Let T be a tree with m edges, and let G be an n-vertex graph with more than $n(m − 1) − {m\choose 2}$ edges. Prove that T is a subgraph of G.
It seems clear that the question is missing a bit of information its clear that $n\geq m+1 $
The problem i am having is lets assume that $n=m+1$ then we have $(m+1)(m-1)-(m^2 -m) = m^2-m +m -1 -m^2+m=m-1$ now it does say more than so i guess you could argue that G has m edges but its clear that the statement isn't true in this case just pick G to be any tree that is not T and the result follows.
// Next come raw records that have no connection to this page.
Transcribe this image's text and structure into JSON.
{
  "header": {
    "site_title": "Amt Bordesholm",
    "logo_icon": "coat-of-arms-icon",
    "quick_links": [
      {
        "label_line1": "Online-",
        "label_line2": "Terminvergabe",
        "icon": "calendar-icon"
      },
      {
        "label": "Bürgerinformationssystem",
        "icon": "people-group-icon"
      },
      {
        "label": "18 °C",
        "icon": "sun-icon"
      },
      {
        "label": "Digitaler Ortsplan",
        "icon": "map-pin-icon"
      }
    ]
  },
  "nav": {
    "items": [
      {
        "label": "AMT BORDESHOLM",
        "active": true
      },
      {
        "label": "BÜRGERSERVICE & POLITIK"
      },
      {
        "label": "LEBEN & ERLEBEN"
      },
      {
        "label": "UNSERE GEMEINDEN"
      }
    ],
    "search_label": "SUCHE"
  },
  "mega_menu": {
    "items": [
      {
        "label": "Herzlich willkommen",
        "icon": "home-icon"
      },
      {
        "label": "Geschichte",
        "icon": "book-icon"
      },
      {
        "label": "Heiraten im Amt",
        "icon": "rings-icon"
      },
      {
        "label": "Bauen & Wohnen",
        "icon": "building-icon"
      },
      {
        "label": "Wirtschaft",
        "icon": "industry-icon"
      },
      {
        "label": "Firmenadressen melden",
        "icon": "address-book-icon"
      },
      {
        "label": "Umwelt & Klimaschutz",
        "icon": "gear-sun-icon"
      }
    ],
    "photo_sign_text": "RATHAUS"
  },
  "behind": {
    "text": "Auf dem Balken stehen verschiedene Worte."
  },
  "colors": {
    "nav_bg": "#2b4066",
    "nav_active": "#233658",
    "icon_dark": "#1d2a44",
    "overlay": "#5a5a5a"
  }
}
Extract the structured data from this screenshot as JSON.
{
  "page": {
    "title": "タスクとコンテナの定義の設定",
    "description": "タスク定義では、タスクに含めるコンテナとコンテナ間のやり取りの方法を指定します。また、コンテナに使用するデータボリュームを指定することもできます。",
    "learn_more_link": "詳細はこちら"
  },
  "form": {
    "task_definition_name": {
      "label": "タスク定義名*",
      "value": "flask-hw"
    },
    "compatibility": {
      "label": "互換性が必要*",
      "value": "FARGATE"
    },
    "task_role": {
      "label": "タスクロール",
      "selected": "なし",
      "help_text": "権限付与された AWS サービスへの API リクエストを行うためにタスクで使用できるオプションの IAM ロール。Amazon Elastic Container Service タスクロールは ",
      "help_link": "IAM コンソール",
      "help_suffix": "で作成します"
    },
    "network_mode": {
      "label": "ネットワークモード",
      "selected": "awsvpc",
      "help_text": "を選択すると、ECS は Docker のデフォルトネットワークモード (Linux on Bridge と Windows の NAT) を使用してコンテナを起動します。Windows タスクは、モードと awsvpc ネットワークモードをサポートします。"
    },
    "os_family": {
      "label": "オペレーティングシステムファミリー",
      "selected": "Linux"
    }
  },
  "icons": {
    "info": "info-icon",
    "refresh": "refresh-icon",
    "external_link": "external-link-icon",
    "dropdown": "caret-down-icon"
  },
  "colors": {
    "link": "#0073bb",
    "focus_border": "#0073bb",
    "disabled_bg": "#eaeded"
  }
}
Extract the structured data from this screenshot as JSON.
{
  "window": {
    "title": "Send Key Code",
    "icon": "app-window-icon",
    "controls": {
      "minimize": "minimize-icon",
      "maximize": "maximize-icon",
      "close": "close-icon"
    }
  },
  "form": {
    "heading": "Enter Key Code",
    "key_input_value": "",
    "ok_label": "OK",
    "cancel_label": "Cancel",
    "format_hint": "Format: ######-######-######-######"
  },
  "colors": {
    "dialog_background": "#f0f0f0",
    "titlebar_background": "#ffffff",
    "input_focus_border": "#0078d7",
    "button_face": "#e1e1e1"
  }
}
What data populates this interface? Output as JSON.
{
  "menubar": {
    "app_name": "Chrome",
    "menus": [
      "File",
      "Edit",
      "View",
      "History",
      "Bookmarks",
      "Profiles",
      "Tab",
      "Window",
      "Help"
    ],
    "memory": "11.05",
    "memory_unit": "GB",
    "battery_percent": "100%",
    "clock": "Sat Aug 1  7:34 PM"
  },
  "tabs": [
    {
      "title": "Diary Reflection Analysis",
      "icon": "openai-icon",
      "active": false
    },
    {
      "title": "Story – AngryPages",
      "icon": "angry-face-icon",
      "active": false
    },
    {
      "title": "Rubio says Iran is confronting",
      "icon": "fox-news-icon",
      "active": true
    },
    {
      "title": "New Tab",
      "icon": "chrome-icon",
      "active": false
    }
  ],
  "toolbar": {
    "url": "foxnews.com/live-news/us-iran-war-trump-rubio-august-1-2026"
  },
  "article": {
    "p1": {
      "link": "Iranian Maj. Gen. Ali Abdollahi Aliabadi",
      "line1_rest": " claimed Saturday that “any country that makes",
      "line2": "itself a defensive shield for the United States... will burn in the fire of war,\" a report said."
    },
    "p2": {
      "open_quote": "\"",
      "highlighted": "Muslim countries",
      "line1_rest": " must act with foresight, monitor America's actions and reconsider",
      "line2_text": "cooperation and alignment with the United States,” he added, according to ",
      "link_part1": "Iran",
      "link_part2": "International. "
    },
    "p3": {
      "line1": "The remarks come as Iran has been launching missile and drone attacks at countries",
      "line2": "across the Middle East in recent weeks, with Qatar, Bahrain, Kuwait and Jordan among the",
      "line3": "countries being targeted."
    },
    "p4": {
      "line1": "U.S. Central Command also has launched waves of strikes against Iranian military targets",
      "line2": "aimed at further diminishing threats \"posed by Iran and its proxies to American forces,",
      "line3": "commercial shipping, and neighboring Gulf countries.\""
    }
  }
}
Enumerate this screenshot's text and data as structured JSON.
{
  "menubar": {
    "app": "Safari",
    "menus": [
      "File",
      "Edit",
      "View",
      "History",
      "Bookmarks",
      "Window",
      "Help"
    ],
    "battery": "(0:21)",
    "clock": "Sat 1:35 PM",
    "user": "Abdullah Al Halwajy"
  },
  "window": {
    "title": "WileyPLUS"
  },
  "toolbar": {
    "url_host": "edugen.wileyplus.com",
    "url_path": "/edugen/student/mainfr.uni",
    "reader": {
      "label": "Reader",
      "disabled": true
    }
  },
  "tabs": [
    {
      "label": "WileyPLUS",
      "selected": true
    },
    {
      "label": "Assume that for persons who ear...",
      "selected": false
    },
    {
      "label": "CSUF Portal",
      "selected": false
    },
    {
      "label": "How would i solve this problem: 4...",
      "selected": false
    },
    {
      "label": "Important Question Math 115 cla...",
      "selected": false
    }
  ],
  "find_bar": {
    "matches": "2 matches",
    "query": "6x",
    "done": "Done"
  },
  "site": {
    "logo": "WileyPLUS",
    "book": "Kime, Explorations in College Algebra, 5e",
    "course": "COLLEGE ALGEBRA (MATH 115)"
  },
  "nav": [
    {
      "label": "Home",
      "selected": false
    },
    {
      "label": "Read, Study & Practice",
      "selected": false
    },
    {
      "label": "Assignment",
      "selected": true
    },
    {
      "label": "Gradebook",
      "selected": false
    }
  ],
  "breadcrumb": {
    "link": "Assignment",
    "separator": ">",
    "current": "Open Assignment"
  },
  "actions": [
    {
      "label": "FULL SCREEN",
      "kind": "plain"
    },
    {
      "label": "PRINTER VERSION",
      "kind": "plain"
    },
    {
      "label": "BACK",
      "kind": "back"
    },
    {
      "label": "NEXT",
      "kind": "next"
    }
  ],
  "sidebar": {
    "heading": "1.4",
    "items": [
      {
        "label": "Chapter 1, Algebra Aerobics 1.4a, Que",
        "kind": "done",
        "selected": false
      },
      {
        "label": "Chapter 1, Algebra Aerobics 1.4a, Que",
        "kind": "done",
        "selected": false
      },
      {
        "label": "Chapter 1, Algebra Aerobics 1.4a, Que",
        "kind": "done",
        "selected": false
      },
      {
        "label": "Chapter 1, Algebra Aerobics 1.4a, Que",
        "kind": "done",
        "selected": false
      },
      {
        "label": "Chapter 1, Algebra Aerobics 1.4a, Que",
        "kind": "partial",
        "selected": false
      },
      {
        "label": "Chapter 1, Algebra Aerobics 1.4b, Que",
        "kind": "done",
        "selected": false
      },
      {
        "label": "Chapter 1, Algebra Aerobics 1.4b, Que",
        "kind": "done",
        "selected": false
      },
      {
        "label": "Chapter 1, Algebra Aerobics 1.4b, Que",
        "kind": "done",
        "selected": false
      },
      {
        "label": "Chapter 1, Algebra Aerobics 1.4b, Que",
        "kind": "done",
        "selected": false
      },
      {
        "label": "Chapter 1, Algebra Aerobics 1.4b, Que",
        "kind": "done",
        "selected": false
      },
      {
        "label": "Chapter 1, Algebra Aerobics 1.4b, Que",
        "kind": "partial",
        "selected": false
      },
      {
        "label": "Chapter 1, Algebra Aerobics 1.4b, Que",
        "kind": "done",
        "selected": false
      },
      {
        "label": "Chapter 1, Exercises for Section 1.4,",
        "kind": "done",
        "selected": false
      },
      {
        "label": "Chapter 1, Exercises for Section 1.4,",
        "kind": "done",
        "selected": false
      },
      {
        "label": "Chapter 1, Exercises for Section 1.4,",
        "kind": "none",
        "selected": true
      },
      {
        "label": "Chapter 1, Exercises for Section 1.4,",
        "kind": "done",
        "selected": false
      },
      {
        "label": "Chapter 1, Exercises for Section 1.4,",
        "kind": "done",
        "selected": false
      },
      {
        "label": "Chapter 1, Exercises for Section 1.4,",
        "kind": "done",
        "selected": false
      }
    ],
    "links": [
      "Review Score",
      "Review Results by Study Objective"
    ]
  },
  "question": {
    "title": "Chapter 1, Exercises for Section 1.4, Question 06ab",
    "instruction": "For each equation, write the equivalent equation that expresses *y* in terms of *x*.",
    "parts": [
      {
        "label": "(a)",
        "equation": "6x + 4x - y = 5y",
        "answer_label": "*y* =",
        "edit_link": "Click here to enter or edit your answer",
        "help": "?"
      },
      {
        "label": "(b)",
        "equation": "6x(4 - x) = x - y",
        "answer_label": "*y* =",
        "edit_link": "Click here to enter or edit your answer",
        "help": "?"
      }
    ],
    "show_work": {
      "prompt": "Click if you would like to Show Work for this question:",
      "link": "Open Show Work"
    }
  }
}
Any idea what this is actually saying?
Edit: NVM $m=1$ is ok because it says that G has more than 0 edges ie it has at least 1 edge. That is it says $|E(G)|> n(m-1)- {m \choose 2} $
Assume the statement for some $m\geq1$. Let $G$ be a graph with $|E|> (m+2)((m+1) − 1) − {m+1 \choose 2}$ and $T$ a tree with $m+1$ edges. The degree of any vertex in $G$ is at most $|V|-1$, so if $G'$ is a subgraph of $G$ obtained by removing a vertex, $$|E'|> (m+2)((m+1) − 1) − {m+1 \choose 2}-((m+2)-1)$$ $$|E'|> m(m+2) - {m+1 \choose 2} -m-1 $$ we WTS that $$|E'|> m^2-1 +m - {m+1 \choose 2} \geq (m+1)(m-1) - {m\choose 2} $$ $$ m - {m+1 \choose 2} \geq - {m\choose 2} $$ $$0\geq 0 $$
Therefore if $T'$ is a subgraph of $T$ obtained by removing an edge, there is a subgraph $S'$ of $G'$ with $S'\cong T'$. Since the vertex removed from $G$ was arbitrary, it follows that there is a subgraph of $G$ congruent to $T$.